September 5th, 2012
Is it Day 3? Or was yesterday Day 3?
I can’t even frigging keep up. You’d think, given the carefulness with which one has to wean off of this crap, that I’d be taking better records of the days…
Well, yesterday was…ok.
For most of the day I felt fairly normal, but towards nighttime I did start to experience mild tremors. And several times during the day my hand made some involuntary jerking movements, one of which caused me to drop my cellphone and another of which caused me to practically fling a pencil across the room. I swear, if I didn’t know the goddamn withdrawal could do this, I’d think I had Parkinson’s.
The kids and I are slowly getting back into longer days of work with the homeschooling. I prefer for them not to take extended breaks from learning, so throughout the summer we had lessons here and there just to keep them on their toes, but now we need to pick up the pace, a declaration which they both meet with frowny faces.

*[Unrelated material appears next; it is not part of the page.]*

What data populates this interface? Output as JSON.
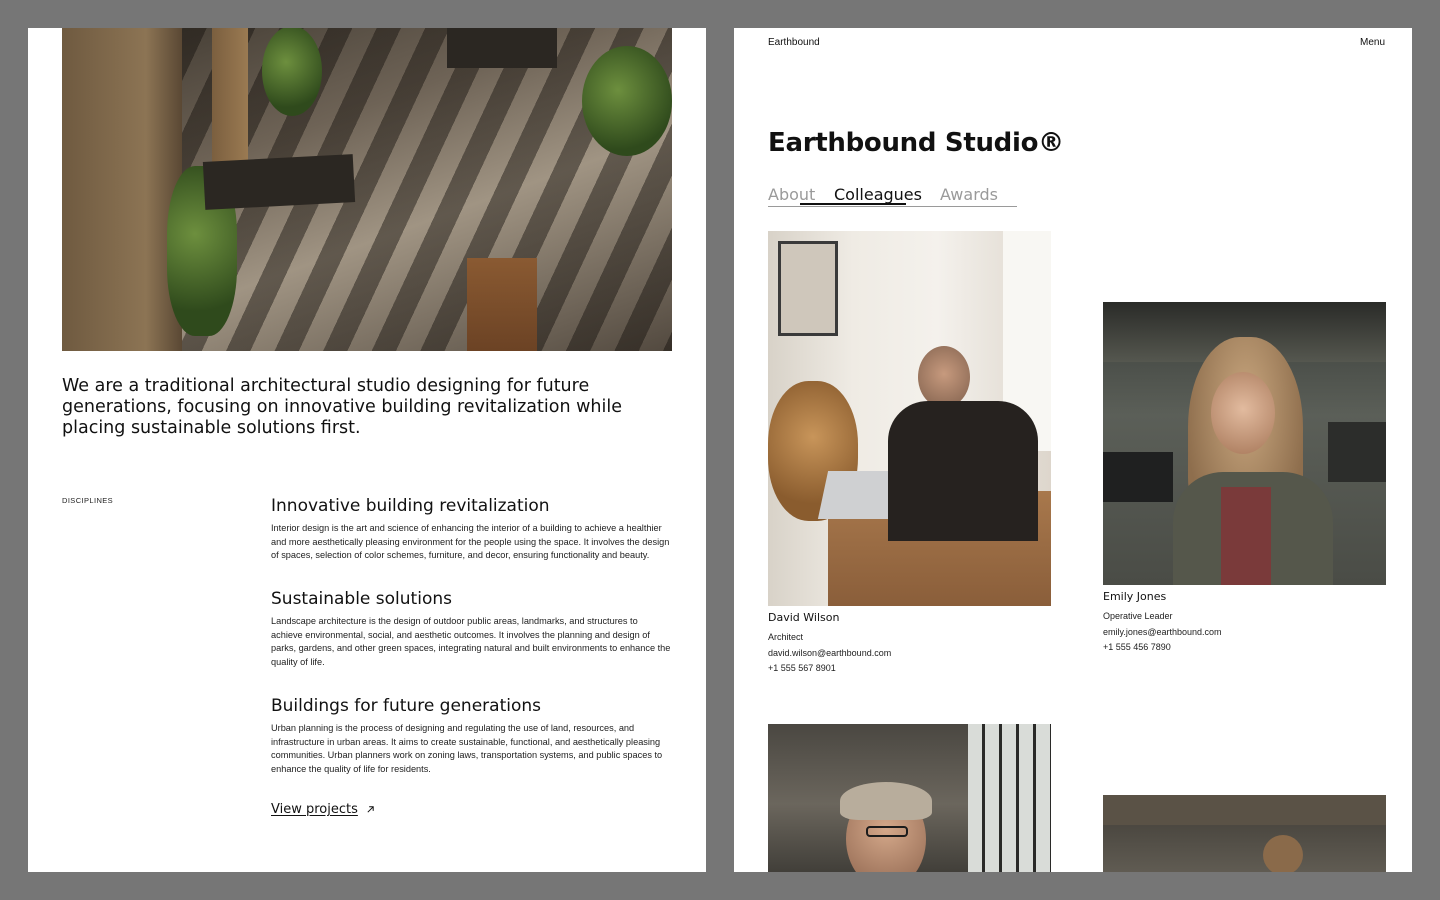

To which I reply that if they don’t like it they can just go to the shitty public school down the street.
Amazing how quickly those frowns turn upside-down!

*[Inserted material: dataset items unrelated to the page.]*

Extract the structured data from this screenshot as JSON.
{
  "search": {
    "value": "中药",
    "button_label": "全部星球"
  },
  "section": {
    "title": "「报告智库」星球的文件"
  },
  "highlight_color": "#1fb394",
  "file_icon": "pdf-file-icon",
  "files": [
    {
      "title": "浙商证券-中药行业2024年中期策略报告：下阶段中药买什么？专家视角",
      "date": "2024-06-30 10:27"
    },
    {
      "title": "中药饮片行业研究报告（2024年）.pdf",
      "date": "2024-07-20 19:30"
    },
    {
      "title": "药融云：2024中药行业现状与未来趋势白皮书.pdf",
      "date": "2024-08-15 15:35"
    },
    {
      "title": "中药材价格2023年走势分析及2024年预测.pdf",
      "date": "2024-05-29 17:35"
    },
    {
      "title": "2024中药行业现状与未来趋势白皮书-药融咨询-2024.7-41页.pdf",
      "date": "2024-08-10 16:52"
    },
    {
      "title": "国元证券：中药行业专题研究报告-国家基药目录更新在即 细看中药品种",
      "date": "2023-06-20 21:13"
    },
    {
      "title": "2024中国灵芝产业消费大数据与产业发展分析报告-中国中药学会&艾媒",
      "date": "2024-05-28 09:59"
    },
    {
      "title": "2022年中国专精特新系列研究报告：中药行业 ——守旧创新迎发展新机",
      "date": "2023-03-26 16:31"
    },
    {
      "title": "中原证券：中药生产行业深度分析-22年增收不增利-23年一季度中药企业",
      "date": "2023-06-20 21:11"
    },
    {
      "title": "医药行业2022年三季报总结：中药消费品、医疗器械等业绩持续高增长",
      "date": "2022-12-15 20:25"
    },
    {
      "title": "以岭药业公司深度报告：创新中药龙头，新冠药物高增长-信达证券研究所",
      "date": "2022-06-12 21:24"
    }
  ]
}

I do want them back in school eventually though. I think school is awesome, if the school IS awesome. And I’d love it if they could attend my high school which was only the BEST HIGH SCHOOL ON THE PLANET, THANK YOU. A free public school for gifted children. I LOVED it. The only way I would get something of similar caliber out here in Jersey would be to send them to private school and although I’m open to that idea, I’d love them to get a bit more of the diversity, in race, income bracket, ethnic background, etc., that my NYC public high school had, not to mention I wouldn’t mind saving the, oh, about $80,000 PER KID that it would cost to send them through 4 years of private high school. I’ve got about 6 years to
use a relative’s NYC address move back to NY to get Punksin in.

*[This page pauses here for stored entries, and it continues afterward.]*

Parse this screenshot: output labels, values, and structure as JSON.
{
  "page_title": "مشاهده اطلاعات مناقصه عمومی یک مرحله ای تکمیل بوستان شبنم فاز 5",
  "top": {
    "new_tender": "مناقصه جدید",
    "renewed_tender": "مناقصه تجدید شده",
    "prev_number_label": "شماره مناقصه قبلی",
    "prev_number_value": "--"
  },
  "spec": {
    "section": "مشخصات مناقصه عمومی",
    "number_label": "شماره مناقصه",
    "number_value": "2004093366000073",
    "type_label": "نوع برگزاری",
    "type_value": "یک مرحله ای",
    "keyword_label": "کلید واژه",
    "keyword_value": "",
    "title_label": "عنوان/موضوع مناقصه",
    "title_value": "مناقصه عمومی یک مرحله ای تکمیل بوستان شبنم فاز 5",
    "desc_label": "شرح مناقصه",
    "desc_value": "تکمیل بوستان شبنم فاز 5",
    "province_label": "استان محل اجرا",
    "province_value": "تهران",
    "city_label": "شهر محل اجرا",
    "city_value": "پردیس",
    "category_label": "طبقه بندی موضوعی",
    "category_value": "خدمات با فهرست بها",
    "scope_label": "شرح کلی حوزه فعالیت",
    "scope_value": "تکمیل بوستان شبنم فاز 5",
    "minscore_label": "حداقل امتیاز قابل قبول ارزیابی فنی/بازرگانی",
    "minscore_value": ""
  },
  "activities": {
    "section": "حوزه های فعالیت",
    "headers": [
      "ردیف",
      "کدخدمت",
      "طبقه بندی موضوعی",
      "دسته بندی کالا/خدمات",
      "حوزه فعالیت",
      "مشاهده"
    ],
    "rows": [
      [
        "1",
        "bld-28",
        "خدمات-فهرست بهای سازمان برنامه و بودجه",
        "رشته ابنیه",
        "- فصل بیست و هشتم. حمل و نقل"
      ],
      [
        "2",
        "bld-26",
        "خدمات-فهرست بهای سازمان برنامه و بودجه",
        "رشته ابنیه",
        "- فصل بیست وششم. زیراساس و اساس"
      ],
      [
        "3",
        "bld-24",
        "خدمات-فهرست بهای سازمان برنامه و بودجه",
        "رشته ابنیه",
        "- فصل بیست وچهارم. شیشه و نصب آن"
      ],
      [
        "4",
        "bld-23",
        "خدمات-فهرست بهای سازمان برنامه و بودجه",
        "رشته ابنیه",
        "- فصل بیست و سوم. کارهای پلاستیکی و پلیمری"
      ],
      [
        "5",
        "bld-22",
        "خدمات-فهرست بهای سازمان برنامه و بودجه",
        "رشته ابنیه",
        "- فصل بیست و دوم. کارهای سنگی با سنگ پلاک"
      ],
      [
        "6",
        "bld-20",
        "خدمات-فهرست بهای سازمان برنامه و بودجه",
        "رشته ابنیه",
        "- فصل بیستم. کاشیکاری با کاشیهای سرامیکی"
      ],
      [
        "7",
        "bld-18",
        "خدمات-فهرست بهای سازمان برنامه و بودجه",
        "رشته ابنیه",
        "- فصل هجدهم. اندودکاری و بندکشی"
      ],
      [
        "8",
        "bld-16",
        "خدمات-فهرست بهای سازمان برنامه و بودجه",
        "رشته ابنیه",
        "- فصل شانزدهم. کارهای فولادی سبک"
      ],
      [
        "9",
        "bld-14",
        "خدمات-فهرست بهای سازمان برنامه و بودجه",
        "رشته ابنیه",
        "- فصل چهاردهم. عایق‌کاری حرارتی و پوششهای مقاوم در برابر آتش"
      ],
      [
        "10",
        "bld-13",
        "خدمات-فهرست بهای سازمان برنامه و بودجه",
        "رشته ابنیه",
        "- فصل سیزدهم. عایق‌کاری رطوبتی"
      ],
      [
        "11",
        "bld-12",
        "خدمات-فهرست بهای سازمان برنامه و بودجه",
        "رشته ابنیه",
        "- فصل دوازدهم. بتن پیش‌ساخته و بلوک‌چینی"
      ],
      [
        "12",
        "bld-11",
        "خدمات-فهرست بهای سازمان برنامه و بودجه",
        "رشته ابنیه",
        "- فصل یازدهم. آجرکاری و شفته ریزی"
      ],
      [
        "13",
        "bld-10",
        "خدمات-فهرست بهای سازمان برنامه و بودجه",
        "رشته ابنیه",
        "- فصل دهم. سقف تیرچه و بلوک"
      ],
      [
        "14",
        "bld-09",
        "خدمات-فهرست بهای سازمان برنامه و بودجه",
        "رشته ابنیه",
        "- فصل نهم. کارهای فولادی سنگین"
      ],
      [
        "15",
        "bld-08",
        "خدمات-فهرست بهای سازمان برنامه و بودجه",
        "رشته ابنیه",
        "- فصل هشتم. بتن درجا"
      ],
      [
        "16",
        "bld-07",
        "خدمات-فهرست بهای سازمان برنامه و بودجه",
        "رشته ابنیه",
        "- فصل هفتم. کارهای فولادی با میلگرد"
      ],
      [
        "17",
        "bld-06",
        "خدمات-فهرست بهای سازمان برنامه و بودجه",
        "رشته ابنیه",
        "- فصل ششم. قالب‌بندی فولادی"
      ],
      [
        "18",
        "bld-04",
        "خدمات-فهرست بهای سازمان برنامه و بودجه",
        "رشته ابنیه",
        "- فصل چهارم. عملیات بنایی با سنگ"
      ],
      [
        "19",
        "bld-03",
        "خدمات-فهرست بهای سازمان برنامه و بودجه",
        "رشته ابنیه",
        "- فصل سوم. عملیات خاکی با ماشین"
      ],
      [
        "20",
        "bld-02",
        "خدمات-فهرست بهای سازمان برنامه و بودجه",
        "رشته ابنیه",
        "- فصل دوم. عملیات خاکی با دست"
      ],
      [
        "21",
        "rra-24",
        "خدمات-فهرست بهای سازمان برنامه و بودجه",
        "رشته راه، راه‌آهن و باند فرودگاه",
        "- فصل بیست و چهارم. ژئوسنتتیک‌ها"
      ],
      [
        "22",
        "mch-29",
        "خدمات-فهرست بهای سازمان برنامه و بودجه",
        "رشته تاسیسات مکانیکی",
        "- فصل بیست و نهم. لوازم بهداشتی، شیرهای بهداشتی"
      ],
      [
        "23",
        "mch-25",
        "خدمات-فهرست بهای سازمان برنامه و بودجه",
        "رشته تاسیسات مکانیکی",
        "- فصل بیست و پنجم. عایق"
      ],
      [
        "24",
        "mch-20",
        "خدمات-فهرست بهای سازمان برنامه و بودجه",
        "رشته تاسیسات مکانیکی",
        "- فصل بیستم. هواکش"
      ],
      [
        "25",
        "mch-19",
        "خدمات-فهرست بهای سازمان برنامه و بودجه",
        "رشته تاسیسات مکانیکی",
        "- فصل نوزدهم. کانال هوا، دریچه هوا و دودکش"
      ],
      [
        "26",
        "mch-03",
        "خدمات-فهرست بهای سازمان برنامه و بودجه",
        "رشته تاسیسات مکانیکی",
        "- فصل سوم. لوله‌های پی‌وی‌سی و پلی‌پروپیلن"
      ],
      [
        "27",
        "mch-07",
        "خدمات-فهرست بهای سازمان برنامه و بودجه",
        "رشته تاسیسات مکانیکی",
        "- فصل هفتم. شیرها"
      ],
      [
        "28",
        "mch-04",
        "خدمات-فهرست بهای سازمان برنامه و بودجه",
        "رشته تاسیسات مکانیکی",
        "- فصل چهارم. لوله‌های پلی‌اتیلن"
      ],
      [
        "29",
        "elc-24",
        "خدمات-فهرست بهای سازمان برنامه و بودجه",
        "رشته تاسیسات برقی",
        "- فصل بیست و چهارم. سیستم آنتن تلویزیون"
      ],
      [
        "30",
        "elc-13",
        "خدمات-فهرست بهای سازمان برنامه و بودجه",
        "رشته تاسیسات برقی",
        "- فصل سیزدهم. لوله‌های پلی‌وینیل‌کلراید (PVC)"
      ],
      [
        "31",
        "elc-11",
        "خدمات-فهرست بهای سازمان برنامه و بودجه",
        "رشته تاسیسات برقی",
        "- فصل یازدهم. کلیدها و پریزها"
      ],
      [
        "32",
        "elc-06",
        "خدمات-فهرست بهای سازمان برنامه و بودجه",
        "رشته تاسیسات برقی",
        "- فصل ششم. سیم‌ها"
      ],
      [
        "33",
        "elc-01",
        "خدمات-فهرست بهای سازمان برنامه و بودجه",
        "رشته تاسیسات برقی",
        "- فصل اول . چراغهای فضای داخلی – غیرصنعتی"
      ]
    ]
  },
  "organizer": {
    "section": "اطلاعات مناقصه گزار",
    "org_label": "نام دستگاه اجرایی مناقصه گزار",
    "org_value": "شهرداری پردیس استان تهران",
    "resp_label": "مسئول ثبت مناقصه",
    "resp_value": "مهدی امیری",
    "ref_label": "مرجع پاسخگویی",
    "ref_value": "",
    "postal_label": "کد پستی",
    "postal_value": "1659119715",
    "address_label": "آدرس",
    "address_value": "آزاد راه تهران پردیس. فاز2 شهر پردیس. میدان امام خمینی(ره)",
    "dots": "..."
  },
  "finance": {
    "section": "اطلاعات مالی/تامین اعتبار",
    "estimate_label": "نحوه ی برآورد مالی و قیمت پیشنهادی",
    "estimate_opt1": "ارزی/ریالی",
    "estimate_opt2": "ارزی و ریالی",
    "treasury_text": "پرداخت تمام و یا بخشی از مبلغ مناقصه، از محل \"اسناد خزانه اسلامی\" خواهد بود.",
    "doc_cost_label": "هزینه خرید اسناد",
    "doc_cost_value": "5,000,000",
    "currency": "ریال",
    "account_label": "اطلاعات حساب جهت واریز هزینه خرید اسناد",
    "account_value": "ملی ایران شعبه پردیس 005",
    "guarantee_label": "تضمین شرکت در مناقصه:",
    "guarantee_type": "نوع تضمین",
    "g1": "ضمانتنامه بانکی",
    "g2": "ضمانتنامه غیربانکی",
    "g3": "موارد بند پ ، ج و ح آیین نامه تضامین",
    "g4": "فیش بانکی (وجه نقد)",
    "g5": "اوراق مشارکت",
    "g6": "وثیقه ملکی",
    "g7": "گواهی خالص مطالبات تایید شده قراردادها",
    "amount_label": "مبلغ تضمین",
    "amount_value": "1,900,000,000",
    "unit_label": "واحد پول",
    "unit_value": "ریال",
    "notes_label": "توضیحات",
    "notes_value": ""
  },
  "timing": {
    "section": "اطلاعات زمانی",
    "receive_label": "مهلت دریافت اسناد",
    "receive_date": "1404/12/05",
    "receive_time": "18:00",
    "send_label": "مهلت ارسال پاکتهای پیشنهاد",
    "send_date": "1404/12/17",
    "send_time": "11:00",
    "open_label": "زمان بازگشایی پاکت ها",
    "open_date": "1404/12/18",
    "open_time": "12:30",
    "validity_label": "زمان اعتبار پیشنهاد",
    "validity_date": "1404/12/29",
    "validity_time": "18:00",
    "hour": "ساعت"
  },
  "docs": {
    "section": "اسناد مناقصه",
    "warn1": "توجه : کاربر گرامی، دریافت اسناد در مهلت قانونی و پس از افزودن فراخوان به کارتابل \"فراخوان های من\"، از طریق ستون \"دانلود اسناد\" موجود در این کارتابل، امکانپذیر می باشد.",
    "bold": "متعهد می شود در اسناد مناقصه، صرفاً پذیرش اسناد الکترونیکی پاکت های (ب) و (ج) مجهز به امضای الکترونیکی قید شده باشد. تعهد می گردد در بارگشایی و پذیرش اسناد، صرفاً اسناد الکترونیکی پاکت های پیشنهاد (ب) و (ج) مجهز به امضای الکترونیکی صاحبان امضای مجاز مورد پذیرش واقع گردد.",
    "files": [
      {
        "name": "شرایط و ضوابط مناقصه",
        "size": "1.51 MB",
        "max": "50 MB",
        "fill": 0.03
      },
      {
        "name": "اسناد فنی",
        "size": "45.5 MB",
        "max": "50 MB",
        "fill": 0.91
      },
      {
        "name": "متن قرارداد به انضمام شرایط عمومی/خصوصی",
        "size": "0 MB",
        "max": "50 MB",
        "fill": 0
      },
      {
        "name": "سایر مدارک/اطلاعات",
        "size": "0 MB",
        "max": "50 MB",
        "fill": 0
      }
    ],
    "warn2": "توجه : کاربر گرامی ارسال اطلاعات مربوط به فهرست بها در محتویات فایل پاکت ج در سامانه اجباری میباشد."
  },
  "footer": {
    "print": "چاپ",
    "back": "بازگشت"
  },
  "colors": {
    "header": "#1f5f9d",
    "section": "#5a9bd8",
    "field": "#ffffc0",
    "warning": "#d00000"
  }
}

But anyhow, the withdrawal is going…okay. I definitely notice some differences: a little more agitated, a little more perspiration…but I expect this so when I notice it actually happening, whether it’s emotional or physical, I remind myself of why its happening, try to calm myself down, and just ride the wave out. Although I DO have to admit that last night I found myself getting so fidgety and nervous that I took a Klonopin…with a glass of Riesling.
I KNOW, I KNOW, I KNOW. I’m NOT SUPPOSED to DO that. I KNOW.
But I did.
I always try to tell someone when I do these alcohol/drug combinations. That way, if I wake up dead, there’s someone who can tell the coroner exactly what I put into my system, which will also help to clear the Tech Guru of any suspicion. You know they always look at the husband first. Also, I want them to know that I am NOT suicidal (currently) and that if I croak, the Tech Guru should get whatever insurance money there is to get.
No, I’m not being glib about suicide. I’m being practical about death no matter how it comes. I am a very practical person when it comes to death. It’s going to happen anyhow, some day, some how, and I figure the better prepared you are ahead of time, the less bullshit your heirs and survivors have to deal with while you float along on a cloud somewhere strumming on a fucking harp.
I would like to make it long enough to see the kids grow up. I don’t want another woman raising my children. I’ll haunt that bitch.
And not for nothing, I do have some things I’d like to do myself. A lot of things actually. And that’s a GOOD thing, to have a to-do list on which slitting my wrists does not actually appear. So when I take these pills + alcohol, I’m not TRYING to do anything, honest. I’m just being…stupid and reckless. And, admittedly, rather presumptuous. Because I really don’t think anything will happen.
But no one ever does, huh…until it does.
I know this really isn’t fair to the kids, because it WOULD suck for me to exit stage left by accident just because of being an idiot.